Transnasal Insufflation (TNI) and Chronic Obstructive Pulmonary Disease (TNICOPD)
The purpose of this study is to determine wether transnasal insufflation as an alternate form of breathing support for COPD patients will lead to improvement of their medical condition.
|Study Design:||Endpoint Classification: Efficacy Study
Intervention Model: Single Group Assignment
Masking: Open Label
Primary Purpose: Treatment
|Official Title:||Transnasal Insufflation for Patients With COPD GOLD IV and Hypercapnia|
- partial pressure of carbon dioxide (PaCO2) decrease [ Time Frame: 3 hours ] [ Designated as safety issue: No ]PaCO2 is measured before and after applying TNI, and a PaCO2 decrease is supposed to be assessed.
- Breathing Frequency [ Time Frame: 3 hours ] [ Designated as safety issue: No ]Breathing Frequency is supposed to decrease under TNI treatment
|Study Start Date:||December 2009|
|Study Completion Date:||September 2010|
|Primary Completion Date:||June 2010 (Final data collection date for primary outcome measure)|
Device: Nasal Insufflation
Chronic obstructive pulmonary disease (COPD) is a slowly proceeding lung disease which basic pathophysiologic mechanisms are only partly understood so far and which is difficult to access with a pharmacological or sundry approach besides smoking cessation. Average life expectancy is clearly limited especially in advanced stages with respiratory insufficiency . Based on different smaller surveys long-term oxygen treatment is classified to be the routine in COPD treatment when patients develop hypoxemia.
The primary application of non-invasive ventilation Routine is the treatment for COPD patients with acute respiratory decompensation and developing hypoxemia and respiratory acidosis, because it reduces the acute mortality as various prospective randomized studies showed.

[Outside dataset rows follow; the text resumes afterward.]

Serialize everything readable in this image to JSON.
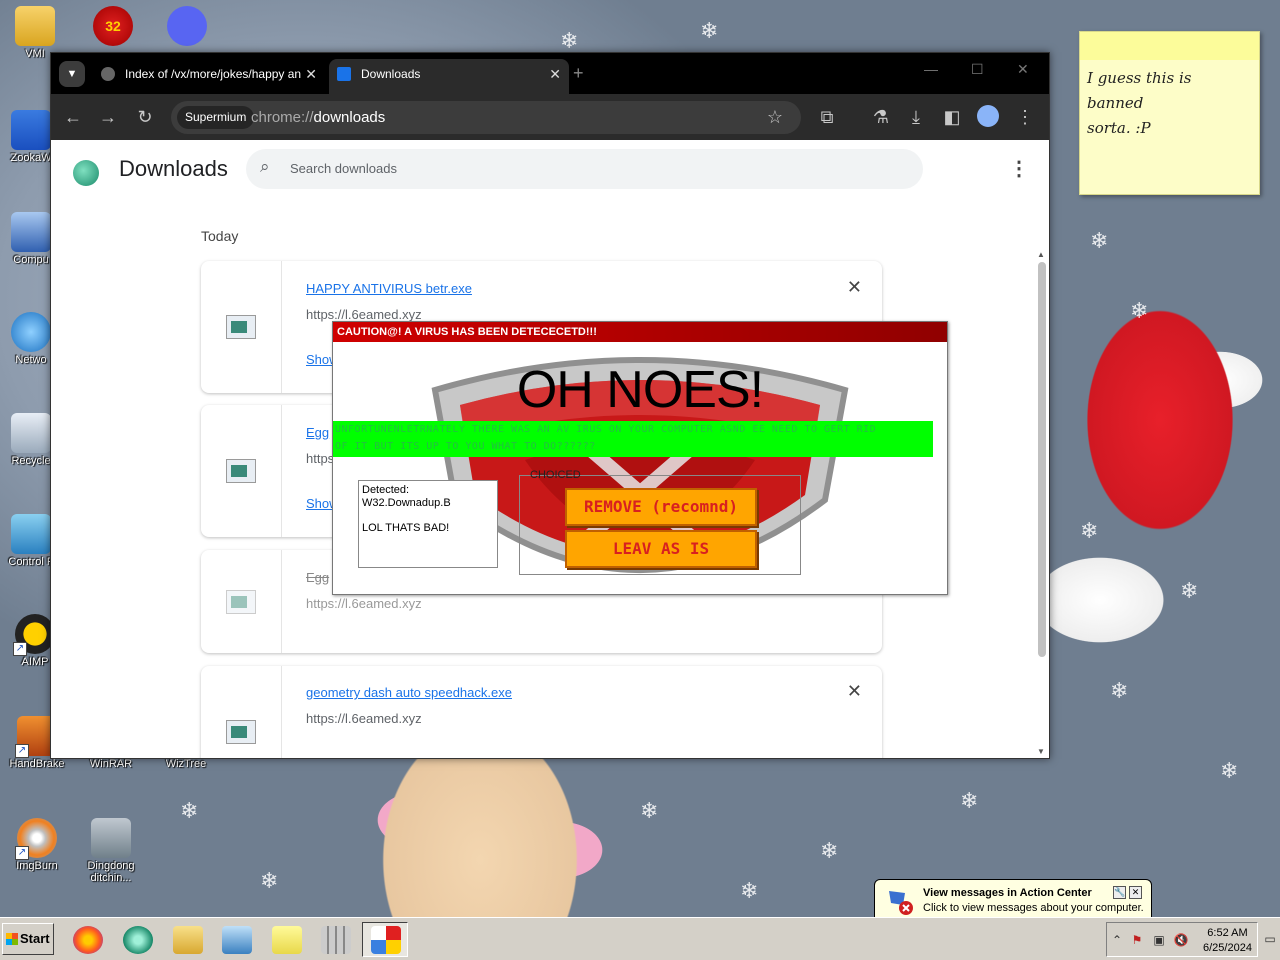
{
  "desktop": {
    "icons": [
      {
        "label": "VMI"
      },
      {
        "label": "32"
      },
      {
        "label": ""
      },
      {
        "label": "ZookaW"
      },
      {
        "label": "Compu"
      },
      {
        "label": "Netwo"
      },
      {
        "label": "Recycle"
      },
      {
        "label": "Control F"
      },
      {
        "label": "AIMP"
      },
      {
        "label": "HandBrake"
      },
      {
        "label": "WinRAR"
      },
      {
        "label": "WizTree"
      },
      {
        "label": "ImgBurn"
      },
      {
        "label": "Dingdong ditchin..."
      }
    ]
  },
  "browser": {
    "tabs": [
      {
        "title": "Index of /vx/more/jokes/happy an",
        "close": "✕"
      },
      {
        "title": "Downloads",
        "close": "✕"
      }
    ],
    "new_tab": "+",
    "window_controls": {
      "minimize": "—",
      "maximize": "☐",
      "close": "✕"
    },
    "profile_chip": "Supermium",
    "url_scheme": "chrome://",
    "url_path": "downloads"
  },
  "downloads_page": {
    "title": "Downloads",
    "search_placeholder": "Search downloads",
    "section": "Today",
    "items": [
      {
        "name": "HAPPY ANTIVIRUS betr.exe",
        "url": "https://l.6eamed.xyz",
        "show": "Show in folder",
        "removed": false
      },
      {
        "name": "Egg",
        "url": "https://l.6eamed.xyz",
        "show": "Show in folder",
        "removed": false
      },
      {
        "name": "Egg",
        "url": "https://l.6eamed.xyz",
        "show": "",
        "removed": true
      },
      {
        "name": "geometry dash auto speedhack.exe",
        "url": "https://l.6eamed.xyz",
        "show": "",
        "removed": false
      }
    ]
  },
  "popup": {
    "title": "CAUTION@! A VIRUS HAS BEEN DETECECETD!!!",
    "heading": "OH NOES!",
    "message_line1": "UNFORTUNENLETRNATELY THERE WAS AN AV IRUS ON YOUR COMPUTER ASND EE NEED TO GERT RID",
    "message_line2": "OF IT BUT ITS UP TO YOU WHAT TO DO??????",
    "detected_label": "Detected:",
    "detected_name": "W32.Downadup.B",
    "detected_comment": "LOL THATS BAD!",
    "choice_legend": "CHOICED",
    "remove_button": "REMOVE (recomnd)",
    "leave_button": "LEAV AS IS"
  },
  "sticky_note": {
    "line1": "I guess this is banned",
    "line2": "sorta. :P"
  },
  "balloon": {
    "title": "View messages in Action Center",
    "text": "Click to view messages about your computer."
  },
  "taskbar": {
    "start_label": "Start",
    "time": "6:52 AM",
    "date": "6/25/2024"
  },
  "colors": {
    "popup_title_red": "#d00000",
    "popup_green_bar": "#00ff00",
    "popup_button_orange": "#ffa500",
    "link_blue": "#1a73e8"
  }
}
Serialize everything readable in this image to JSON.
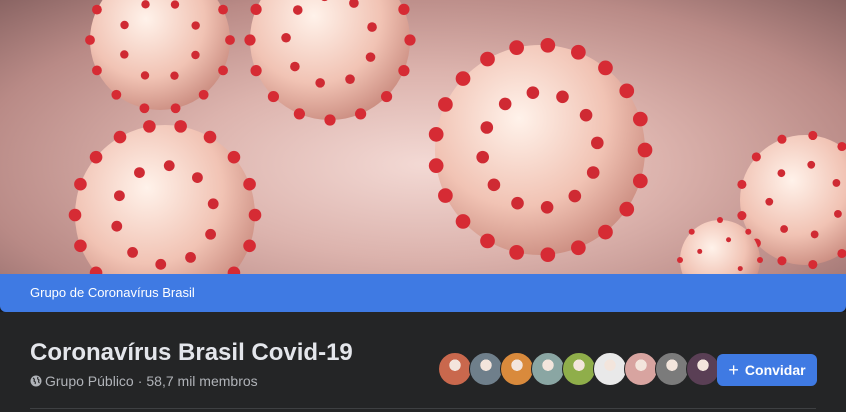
{
  "cover": {
    "image_description_icon": "coronavirus-cover-image"
  },
  "banner": {
    "label": "Grupo de Coronavírus Brasil"
  },
  "group": {
    "title": "Coronavírus Brasil Covid-19",
    "privacy": "Grupo Público",
    "separator": "·",
    "members": "58,7 mil membros"
  },
  "member_avatars": [
    {
      "color": "#c9684d"
    },
    {
      "color": "#6f7f8b"
    },
    {
      "color": "#d98a3c"
    },
    {
      "color": "#8aa6a3"
    },
    {
      "color": "#8fae4a"
    },
    {
      "color": "#e9e9e9"
    },
    {
      "color": "#d8a4a0"
    },
    {
      "color": "#7b7b7b"
    },
    {
      "color": "#5a3f55"
    }
  ],
  "actions": {
    "invite_label": "Convidar",
    "invite_icon": "plus-icon"
  },
  "colors": {
    "accent": "#3f7ae3",
    "header_bg": "#242526",
    "title_text": "#e4e6eb",
    "muted_text": "#b0b3b8"
  }
}
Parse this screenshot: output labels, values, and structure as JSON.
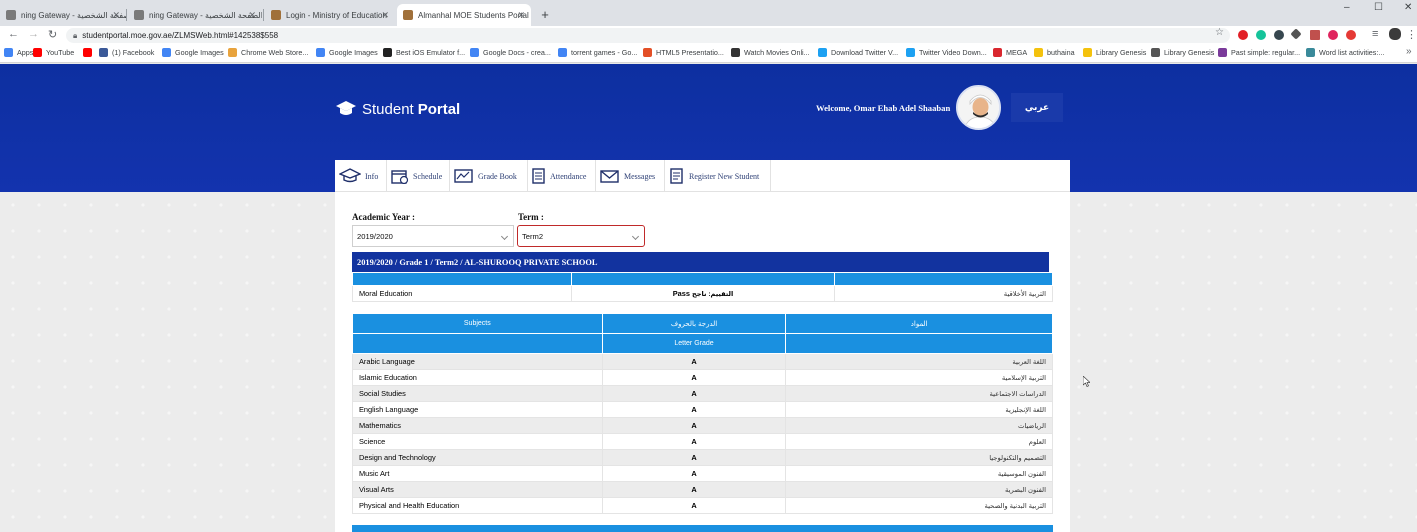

On the other side there are no distinct informations and data about the initiation of a nocturnal positive pressure breathing therapy when chronic hypercapnia appear in progression of COPD.
Nocturnal positive pressure therapy appliqued with a mask can be assumed to be the routine treatment for neuromuscular and restrictive thorax diseases, because nocturnal ventilation results in a distinct increase of life expectancy.
In contrast data about positive pressure therapy at COPD are inconsistent and initiation of nocturnal breathing therapy is practised in many places, but is scientifically not confirmed yet.
It is known from various other studies with other patient collectives with nocturnal positive pressure therapy, like patients with obstructive sleep apnoea syndrome, that only 50 to 70% of those patients are using their therapy constantly. Daily practice shows that patients with chronic hypercapnia based on COPD are even harder to accustom oneself to a nocturnal breathing therapy than patients with restrictive lung diseases or patients with obstructive sleep apnoea syndrome.
Reasons for that are not known, but maybe the significant lung distension or increased appearance of depressive or anxiety disorders of COPD patients are responsible for that.
Perhaps patients do not feel a subjective improvement of their medical condition and don't accept a tight closing mask at nights.
As a result an alternate form of breathing support would be desirable.